With many different values, it is therefore often advantageous if the rows are immediately distributed to the target AMPs.

But the optimizer has to consider another problem: If the aggregated columns are skewed, there is a risk that one or a few AMPs are “out of spool” if the rows are redistributed immediately. Then again, it is advantageous to perform a preaggregation.

Fortunately, for some time now, we no longer have to worry about whether to use GROUP BY or DISTINCT. Nevertheless, collecting statistics on the aggregated columns is essential so that the optimizer can detect skew and choose a suitable method.

Summary

Earlier, we described which decision criteria the optimizer mainly uses to choose the aggregation method. Our task is to provide the optimizer with all the necessary statistics and to check whether the choice has been made as described below:

  • GROUP BY    for many duplicates or skew
  • DISTINCT     for a few duplicates only and no skew
  • As far as I remember we can use GROUP BY in any case, optimizer deside what will be best solution. Depends on table size, row size, row count etc. That working from Teradata 14.10 .

    • Yes, you are right. That’s why I adapted this article a little bit. In older releases of Teradata, it was our task to decide, based on data demographics which approach to use. Since Release 14.10 Teradata takes care to choose the approach but it will only choose the best approach if the statistics are correct.

  • Avatar
    MALIK HASSAN QAYYUM says:

    In case of Distinct Clause, Rows are distributed immediately without any pre-aggregation. I got this point. I know what redistribution is and how it happens behind the scene.

    In the case of GROUP BY, in a first step a preaggregation is done and only then are the unique values redistributed across the AMPs.

    I am confused what really preaggregation are here? and How they are done? Any Explanation Thanks.

    • Let’s assume we group a table per country code:

      In the first step (Local Aggregation), each AMP locally sums up the counts in its table rows per country code. Teradata uses a dedicated cache memory only for local aggregations. It devotes 90% of its capacity to the so-called main cache.

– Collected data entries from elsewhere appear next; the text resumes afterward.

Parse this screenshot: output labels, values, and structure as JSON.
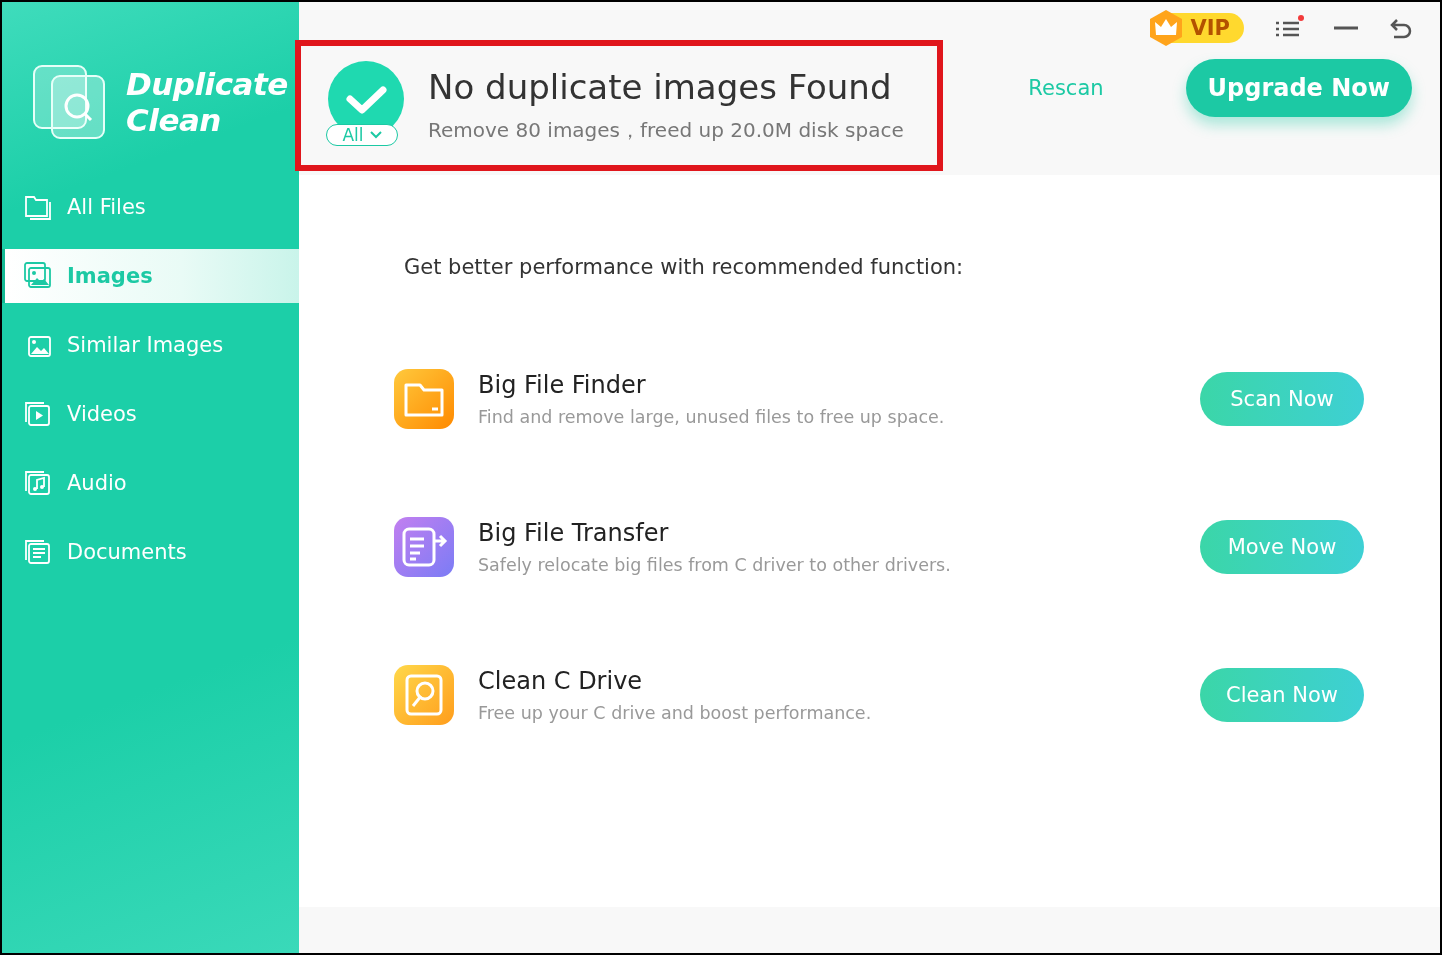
{
  "app": {
    "logo_line1": "Duplicate",
    "logo_line2": "Clean"
  },
  "sidebar": {
    "items": [
      {
        "label": "All Files",
        "kind": "folder",
        "selected": false
      },
      {
        "label": "Images",
        "kind": "images",
        "selected": true
      },
      {
        "label": "Similar Images",
        "kind": "image",
        "selected": false
      },
      {
        "label": "Videos",
        "kind": "video",
        "selected": false
      },
      {
        "label": "Audio",
        "kind": "audio",
        "selected": false
      },
      {
        "label": "Documents",
        "kind": "document",
        "selected": false
      }
    ]
  },
  "status": {
    "title": "No duplicate images Found",
    "subtitle": "Remove 80 images，freed up 20.0M disk space",
    "filter": "All"
  },
  "header": {
    "vip": "VIP",
    "rescan": "Rescan",
    "upgrade": "Upgrade Now"
  },
  "recommend": {
    "heading": "Get better performance with recommended function:",
    "items": [
      {
        "kind": "folder",
        "title": "Big File Finder",
        "description": "Find and remove large, unused files to free up space.",
        "action": "Scan Now"
      },
      {
        "kind": "transfer",
        "title": "Big File Transfer",
        "description": "Safely relocate big files from C driver to other drivers.",
        "action": "Move Now"
      },
      {
        "kind": "drive",
        "title": "Clean C Drive",
        "description": "Free up your C drive and boost performance.",
        "action": "Clean Now"
      }
    ]
  }
}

      The main cache is progressively filled and updated as the table is scanned for matching rows, assuming that the most frequent group column values will be stored there (e.g., the country codes with the most rows). The remaining 10% capacity is devoted to the so-called overflow cache.

      A second local aggregation step may be needed for those group column values, especially when the aggregation remains with many distinct values that overflow the main cache.

      When the overflow cache is full, the current contents are swapped to the disk to make space for new cache entries.

      As soon as the main cache aggregation is ready, Teradata recalls all the overflow cache snapshots from the disk, sorts the entries, and performs a second and final aggregation step over all overflow rows.

      As Teradata assumes only a few distinct country code values when. using this approach (based on statistics), the expectation is that swapping the overflow cache to the disk happens not at all or only limited.

      After the above-described process is finished, the remaining aggregated rows are distributed to their respective AMPs to do the final aggregation.

      I hope this was clear. If not, just please ask me for further details.